La rose de Saragosse (Actes sud, 2018)

©Oumeya el Ouadie

Ancien espion devenu libraire de livres anciens à Tel Aviv, le romancier Raphaël Jerusalmy prend un malin plaisir à essayer de faire basculer le cours de l’Histoire dans ses romans, derniers remparts contre toute forme d’assouvissement. Il signe aujourd’hui La rose de Saragosse, un roman palpitant dans lequel il revient sur la persécution des Juifs d’Espagne par l’Inquisition au XVe siècle. Un roman humaniste au rythme de polar, qui emprunte les chemins du passé pour « ouvrir des pistes de réflexions parfaitement actuelles » (L’Humanité) sur la puissance politique de l’art face à l’intolérance.

Ancien espion devenu libraire de livres anciens à Tel Aviv, le romancier Raphaël Jerusalmy prend un malin plaisir à essayer de faire basculer le cours de l’Histoire dans ses romans, derniers remparts contre toute forme d’assouvissement. L’auteur, tout aussi romanesque que ses personnages, a un cursus peu banal. Ancien élève de l’École normale supérieure (pour faire plaisir à ses parents), sorbonnard fréquentant le milieu punk de l’époque, il entre dans l’armée israélienne et devient très vite agent de Tsahal où il passera quinze ans de sa vie avant de prendre sa retraite et de s’engager dans l’humanitaire et l’éducatif.

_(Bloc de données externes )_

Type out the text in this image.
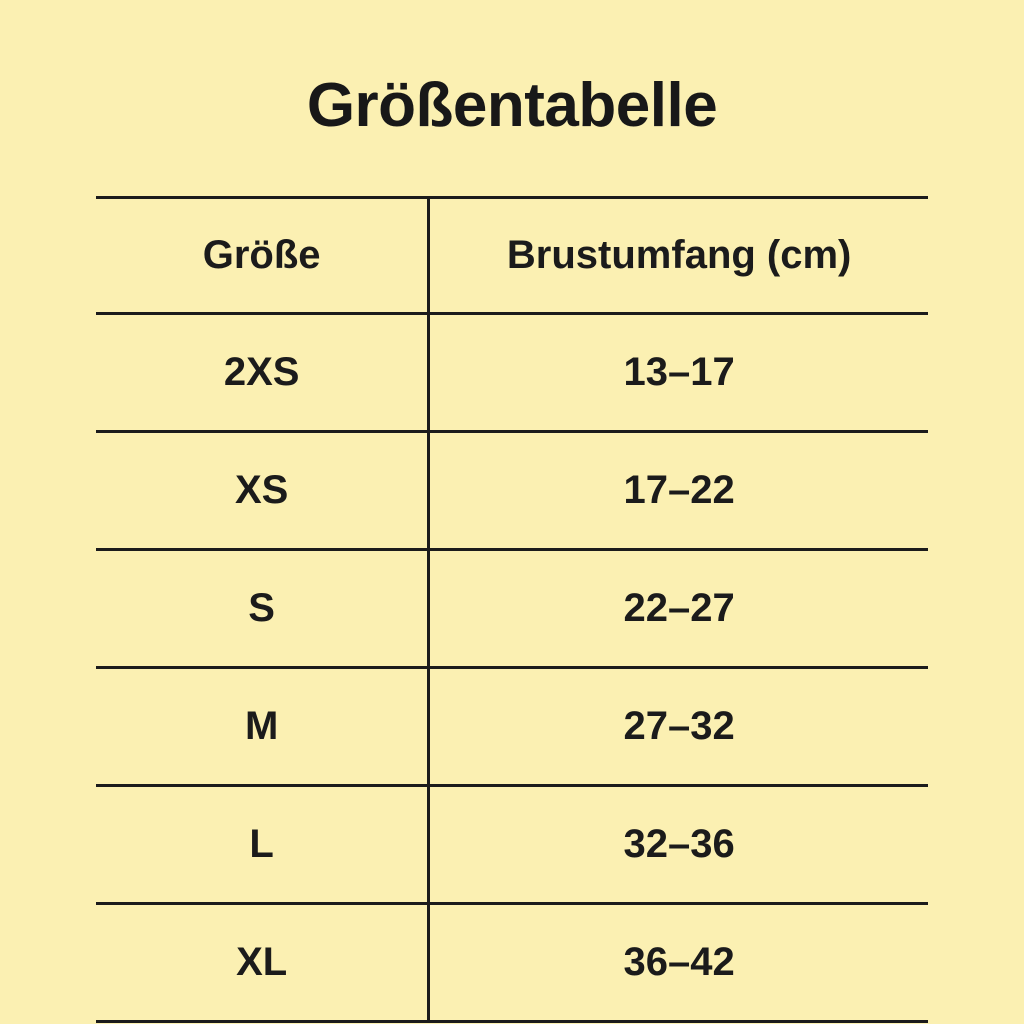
Größentabelle
Größe	Brustumfang (cm)
2XS	13–17
XS	17–22
S	22–27
M	27–32
L	32–36
XL	36–42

Il publie un premier roman très remarqué en 2012 pour lequel il a reçu le prix Emmanuel Roblès 2013, qui récompense, sur la base du prix Goncourt, un auteur de premier roman. Sauver Mozart est un petit livre bref écrit sous la forme d’un journal. Dans ce concerto à une voix, Otto Steiner, le héros, est un tuberculeux mélomane juif qui, au fil des jours, voit le monde du dehors s’écrouler : l’invasion de la Pologne, la mort de Freud, les rafles, les déportations... Au lieu de se laisser mourir dans le sanatorium où il est soigné, il choisit de rentrer en résistance en attendant le prochain festival de Salzbourg, qu’un ancien ami lui demande d’aider à préparer, la programmation devant être revue pour ne pas déplaire aux critères nazis.

Dans son second roman, La Confrérie des chasseurs de livres, Raphaël Jerusalmy ressuscite une figure historique en imaginant la fin de la vie du frondeur François Villon, poète français du 15e siècle. Mandaté par le roi Louis XI, ce dernier s’embarque dans une aventure politique et littéraire palpitante : Villon se rend en Palestine pour se procurer des ouvrages interdits par Rome, et découvre une confrérie de chasseurs de livres qui veillent sur des ouvrages anciens. Il entre alors, flanqué de son fidèle acolyte Colin, dans un vaste jeu d’alliances et de complots pour faire triompher l’humanisme et la liberté. Un formidable thriller littéraire, où les épisodes se succèdent au rythme de révélations étonnantes et de rebondissements multiples.

En 2016, il sort Les obus jouaient à pigeon vole (Bruno Doucey), un récit biographique sur les derniers jours d’Appolinaire dans les tranchées de la Première Guerre mondiale. Un récit attachant entre poésie et engagement politique.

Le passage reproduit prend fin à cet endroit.